- Ludwig van Beethoven, Late String Quartets (LaSalle Quartet) (disc 1)
- Black Unity Trio, Al-Fatihah
- Joe Henderson, Inner Urge
- Jim O’Rourke, Muni / Michel Piccoli
- Jim O’Rourke, All Kinds of People Love Burt Bacharach
- Eiko Ishibashi, The Dream My Bones Dream
- Trust Obey, Hands of Ash
- Los Alamos Grind! (Numero Group)
Al-Fatihah was originally issued in 1969 in Cleveland by the musicians themselves. It was recently remastered from the original tapes and is available on Bandcamp.

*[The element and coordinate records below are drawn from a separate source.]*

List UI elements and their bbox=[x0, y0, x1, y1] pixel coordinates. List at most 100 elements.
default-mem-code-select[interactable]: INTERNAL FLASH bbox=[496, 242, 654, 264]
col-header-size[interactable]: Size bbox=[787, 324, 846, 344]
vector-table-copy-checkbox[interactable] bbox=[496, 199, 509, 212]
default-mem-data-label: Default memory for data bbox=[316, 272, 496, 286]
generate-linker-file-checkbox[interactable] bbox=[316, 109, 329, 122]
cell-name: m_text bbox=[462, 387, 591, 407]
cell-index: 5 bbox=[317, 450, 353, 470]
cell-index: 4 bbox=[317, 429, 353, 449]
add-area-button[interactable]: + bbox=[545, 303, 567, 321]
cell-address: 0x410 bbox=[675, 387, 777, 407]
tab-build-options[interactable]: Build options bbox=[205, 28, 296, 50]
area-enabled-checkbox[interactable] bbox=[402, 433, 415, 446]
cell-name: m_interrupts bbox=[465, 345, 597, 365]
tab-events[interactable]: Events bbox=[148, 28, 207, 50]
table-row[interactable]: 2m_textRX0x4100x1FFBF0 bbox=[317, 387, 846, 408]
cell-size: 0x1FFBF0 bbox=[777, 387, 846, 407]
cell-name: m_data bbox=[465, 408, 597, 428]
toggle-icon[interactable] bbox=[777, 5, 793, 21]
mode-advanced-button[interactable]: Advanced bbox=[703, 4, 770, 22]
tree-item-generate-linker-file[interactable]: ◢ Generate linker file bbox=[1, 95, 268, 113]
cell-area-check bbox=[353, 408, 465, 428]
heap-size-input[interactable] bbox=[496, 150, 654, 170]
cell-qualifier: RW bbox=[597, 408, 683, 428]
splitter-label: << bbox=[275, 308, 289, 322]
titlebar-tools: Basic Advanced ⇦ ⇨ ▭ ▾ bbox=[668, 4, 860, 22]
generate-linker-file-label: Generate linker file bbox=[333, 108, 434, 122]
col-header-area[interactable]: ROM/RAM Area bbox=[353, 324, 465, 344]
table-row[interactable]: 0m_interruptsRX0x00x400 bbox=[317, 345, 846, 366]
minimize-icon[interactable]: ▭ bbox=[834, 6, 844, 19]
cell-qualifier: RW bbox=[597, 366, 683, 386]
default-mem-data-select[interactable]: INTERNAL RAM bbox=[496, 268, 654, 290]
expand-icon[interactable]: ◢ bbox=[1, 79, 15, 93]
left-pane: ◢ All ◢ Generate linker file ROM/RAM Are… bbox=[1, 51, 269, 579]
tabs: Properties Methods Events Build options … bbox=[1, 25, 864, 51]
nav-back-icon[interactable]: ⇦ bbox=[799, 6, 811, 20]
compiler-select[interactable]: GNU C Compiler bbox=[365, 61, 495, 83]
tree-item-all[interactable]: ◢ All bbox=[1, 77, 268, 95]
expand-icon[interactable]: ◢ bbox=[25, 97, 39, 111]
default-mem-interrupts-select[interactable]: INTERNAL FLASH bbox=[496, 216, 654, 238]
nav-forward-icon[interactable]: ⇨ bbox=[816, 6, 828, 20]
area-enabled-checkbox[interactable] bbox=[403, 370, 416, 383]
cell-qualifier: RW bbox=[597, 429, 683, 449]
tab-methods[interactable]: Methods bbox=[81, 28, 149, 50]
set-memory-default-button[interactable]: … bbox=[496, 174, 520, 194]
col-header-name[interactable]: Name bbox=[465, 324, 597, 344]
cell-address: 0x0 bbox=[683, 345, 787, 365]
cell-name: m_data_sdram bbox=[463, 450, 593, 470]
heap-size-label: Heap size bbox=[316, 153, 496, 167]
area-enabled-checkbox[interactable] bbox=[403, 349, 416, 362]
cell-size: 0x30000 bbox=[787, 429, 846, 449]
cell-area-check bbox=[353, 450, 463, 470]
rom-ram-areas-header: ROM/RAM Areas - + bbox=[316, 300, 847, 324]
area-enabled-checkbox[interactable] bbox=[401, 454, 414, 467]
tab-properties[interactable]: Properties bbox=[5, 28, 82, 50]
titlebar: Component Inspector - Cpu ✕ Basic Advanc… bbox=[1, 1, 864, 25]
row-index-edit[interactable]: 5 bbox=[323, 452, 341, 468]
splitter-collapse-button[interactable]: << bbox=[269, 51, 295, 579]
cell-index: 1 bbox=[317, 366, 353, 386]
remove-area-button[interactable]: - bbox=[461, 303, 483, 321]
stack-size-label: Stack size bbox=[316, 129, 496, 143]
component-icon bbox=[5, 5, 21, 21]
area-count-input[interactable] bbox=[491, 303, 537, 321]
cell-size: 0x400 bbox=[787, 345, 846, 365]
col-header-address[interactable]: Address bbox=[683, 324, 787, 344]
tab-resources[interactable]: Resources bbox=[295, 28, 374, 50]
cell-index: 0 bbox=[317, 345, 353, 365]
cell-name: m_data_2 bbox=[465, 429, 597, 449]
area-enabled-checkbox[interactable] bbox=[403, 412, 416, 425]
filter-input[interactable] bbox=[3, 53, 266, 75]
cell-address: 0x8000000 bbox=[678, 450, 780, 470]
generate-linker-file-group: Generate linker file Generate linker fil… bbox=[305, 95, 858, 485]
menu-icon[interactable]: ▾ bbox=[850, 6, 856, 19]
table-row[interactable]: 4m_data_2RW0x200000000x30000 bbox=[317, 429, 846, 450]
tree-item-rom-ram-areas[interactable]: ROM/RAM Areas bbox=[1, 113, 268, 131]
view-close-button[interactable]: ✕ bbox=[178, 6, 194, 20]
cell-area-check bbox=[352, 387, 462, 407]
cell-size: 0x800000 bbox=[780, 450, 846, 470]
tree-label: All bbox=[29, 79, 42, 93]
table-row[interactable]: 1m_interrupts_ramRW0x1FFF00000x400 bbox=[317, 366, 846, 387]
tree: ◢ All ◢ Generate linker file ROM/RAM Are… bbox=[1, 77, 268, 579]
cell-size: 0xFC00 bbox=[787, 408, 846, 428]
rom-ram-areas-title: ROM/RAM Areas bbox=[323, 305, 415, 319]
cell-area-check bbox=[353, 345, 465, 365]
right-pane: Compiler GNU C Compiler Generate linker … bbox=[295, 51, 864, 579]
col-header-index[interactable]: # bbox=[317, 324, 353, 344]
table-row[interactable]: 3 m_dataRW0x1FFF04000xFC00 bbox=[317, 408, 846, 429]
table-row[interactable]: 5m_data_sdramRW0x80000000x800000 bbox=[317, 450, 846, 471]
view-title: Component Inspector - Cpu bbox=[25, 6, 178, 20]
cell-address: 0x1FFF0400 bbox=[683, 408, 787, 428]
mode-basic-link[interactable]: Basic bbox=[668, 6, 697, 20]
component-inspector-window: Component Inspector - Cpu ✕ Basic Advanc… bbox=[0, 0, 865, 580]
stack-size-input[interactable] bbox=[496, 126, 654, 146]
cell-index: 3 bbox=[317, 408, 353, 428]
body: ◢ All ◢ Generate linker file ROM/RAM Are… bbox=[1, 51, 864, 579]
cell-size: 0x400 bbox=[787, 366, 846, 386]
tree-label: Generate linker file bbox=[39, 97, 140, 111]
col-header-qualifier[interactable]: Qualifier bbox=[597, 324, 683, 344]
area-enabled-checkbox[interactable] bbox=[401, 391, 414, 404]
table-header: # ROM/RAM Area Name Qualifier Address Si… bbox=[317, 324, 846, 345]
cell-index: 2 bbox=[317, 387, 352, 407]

Initially I wanted to hear it because I want to hear every early free-jazz obscurity. (Or die trying, and what a way to go!) But also, one member of the trio was cellist Abdul Wadud, a truly exceptional musician who made an amazing, much-cherished solo LP, long out-of-print and never reissued. Wadud threatens — in his fundamentally gentle and unassuming way — to steal the show on almost record he plays on. He is alive today, but he hasn't played on any records at all since the 1990s; see this 2014 interview.
But to get back to Al-Fatihah, it turns out to be a very fine record all around, not just a curiosity or a showcase for Wadud. It’s too bad it wasn’t issued on ESP-Disk, as the musicians initially hoped, or we’d have known about it all these years.
The Wire has published a fascinating interview with the trio’s drummer, Hasan Shahid. It’s full of vivid detail about what it was like trying to play free jazz in Cleveland in the 1960s. It was, as you might expect, an uphill battle, to say the least. (And yes, there are Albert Ayler anecdotes.)
The reissue is recommended for ESP-Disk heads, early-Joe-McPhee fans, and anybody who’s caught the Abdul Wadud bug (from the solo record, or a Julius Hemphill or Arthur Blythe album, or anywhere else).